Regulatory considerations:
- Financial regulations and securities laws
- Anti-money laundering (AML) and Know Your Customer (KYC) requirements
- Data privacy and security for financial information
Compliance strategies:
- Implement a robust AI-driven KYC and AML system with human oversight for flagged cases.
- Develop an explainable AI model for investment recommendations that complies with financial advice regulations.
- Use secure, encrypted channels for all financial transactions and data storage.
- Implement a real-time transaction monitoring system to detect and prevent fraudulent activities.
- Develop clear, AI-generated reports for users that explain their investment performance and associated risks in plain language.
These fictional micro case studies demonstrate how businesses in different sectors can proactively address regulatory concerns while building products around AI.
Strategies for Compliance and Adaptation
As you’re working out your product strategy you’re going to want take a whole list of things into consideration. This is that list:
- Prioritise transparency and explainability: Ensure your systems can clearly articulate how decisions are made, especially if your product and its usage of AI falls in the High Risk category.
- Implement robust data governance: Establish clear protocols for data collection, storage, and usage. If your product has an international audience you may already by intending to comply with privacy regulations like GDPR or CCPA.

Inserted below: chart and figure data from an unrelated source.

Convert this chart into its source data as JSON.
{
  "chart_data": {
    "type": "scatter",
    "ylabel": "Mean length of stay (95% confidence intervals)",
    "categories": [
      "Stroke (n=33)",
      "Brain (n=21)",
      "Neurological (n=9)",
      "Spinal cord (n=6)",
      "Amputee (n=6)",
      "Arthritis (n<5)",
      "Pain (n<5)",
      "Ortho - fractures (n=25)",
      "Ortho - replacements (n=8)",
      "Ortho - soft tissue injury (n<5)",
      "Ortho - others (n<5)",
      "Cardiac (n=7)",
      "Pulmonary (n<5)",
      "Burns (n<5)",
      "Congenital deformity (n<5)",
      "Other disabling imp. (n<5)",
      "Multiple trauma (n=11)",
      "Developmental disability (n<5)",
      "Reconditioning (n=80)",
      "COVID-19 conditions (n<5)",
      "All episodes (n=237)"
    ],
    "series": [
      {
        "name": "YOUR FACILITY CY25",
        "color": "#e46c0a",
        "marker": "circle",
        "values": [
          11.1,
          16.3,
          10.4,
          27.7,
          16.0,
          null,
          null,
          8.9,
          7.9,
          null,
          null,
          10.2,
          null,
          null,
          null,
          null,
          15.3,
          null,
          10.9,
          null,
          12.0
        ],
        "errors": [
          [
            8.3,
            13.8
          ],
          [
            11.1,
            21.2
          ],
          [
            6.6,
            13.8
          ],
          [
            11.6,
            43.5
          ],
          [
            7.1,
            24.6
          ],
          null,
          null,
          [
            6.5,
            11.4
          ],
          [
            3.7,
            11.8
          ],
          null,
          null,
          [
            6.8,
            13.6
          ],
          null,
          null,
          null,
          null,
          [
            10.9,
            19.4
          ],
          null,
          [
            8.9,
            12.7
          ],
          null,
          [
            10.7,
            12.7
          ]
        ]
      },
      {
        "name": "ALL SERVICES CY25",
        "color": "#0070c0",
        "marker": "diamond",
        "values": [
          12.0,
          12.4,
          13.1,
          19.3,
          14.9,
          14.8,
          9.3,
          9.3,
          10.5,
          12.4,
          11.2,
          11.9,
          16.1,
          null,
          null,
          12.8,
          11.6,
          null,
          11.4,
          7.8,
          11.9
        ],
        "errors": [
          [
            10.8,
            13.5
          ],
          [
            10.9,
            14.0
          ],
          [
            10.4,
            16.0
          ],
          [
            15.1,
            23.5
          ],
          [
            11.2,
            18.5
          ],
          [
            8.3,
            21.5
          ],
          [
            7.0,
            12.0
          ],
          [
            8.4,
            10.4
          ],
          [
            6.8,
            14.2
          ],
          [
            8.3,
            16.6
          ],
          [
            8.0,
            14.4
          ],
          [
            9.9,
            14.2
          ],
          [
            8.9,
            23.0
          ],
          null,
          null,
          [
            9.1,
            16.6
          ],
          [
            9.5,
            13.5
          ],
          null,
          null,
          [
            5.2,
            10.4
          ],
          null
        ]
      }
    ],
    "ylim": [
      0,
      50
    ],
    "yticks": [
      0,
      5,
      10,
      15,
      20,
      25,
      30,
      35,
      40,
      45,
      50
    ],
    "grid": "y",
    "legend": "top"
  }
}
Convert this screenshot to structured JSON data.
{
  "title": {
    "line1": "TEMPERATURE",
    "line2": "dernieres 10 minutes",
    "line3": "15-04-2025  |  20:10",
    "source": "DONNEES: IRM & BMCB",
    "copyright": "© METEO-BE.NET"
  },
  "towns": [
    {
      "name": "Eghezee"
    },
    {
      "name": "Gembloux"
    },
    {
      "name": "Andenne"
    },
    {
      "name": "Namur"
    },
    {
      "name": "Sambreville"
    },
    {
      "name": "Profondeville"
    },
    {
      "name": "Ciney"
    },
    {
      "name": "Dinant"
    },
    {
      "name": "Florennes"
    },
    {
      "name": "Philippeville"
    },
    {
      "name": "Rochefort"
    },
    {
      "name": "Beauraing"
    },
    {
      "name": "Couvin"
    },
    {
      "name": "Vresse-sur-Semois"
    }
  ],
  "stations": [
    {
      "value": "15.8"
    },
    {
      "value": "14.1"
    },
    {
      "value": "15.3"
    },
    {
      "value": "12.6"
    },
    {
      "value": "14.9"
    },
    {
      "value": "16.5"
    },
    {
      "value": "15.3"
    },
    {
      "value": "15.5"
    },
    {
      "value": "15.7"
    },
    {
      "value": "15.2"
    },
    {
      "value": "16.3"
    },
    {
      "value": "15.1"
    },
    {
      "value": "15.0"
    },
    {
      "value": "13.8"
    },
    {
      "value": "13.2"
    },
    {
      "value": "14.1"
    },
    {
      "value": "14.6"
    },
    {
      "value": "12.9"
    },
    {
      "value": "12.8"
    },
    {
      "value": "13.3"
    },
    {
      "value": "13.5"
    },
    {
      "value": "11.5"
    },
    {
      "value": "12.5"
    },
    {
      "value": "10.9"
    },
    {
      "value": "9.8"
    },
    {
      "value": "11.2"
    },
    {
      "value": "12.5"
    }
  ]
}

- Conduct impact assessments: Evaluate the potential risks and societal impacts of your AI systems.
- Foster a culture of responsible AI: Invest in training your team on ethical AI practices and create internal guidelines for AI development and deployment.
- Consider alternative approaches: If certain applications become heavily regulated, explore less regulated areas or focus on developing AI tools that augment human decision-making rather than replace it entirely.
- Stay agile and adaptable: Be prepared to pivot your product strategy or business model if necessary, keeping a close eye on regulatory developments.
For a deeper dive and a guided process on assessing your AI use, the Department of Industry, Science and Resources has published the AI Impact Navigator along with a set of tools and templates for using it.
Wrapping it all up
Chances are your use of AI falls in the Low Risk category. And as long as you practice good data governance and fulfill any required privacy regulations around the data you collect then the burden of any new AI legislation will probably be minimal.
If your product falls into the High Risk category – and that is where many profitable niches live (within the health and finance domains) – then you need to be prepared to deal with the requirements.
On the bright side, by the time the AI legislation rolls into law there will probably be AI-based tools to help you with achieving compliance anyway.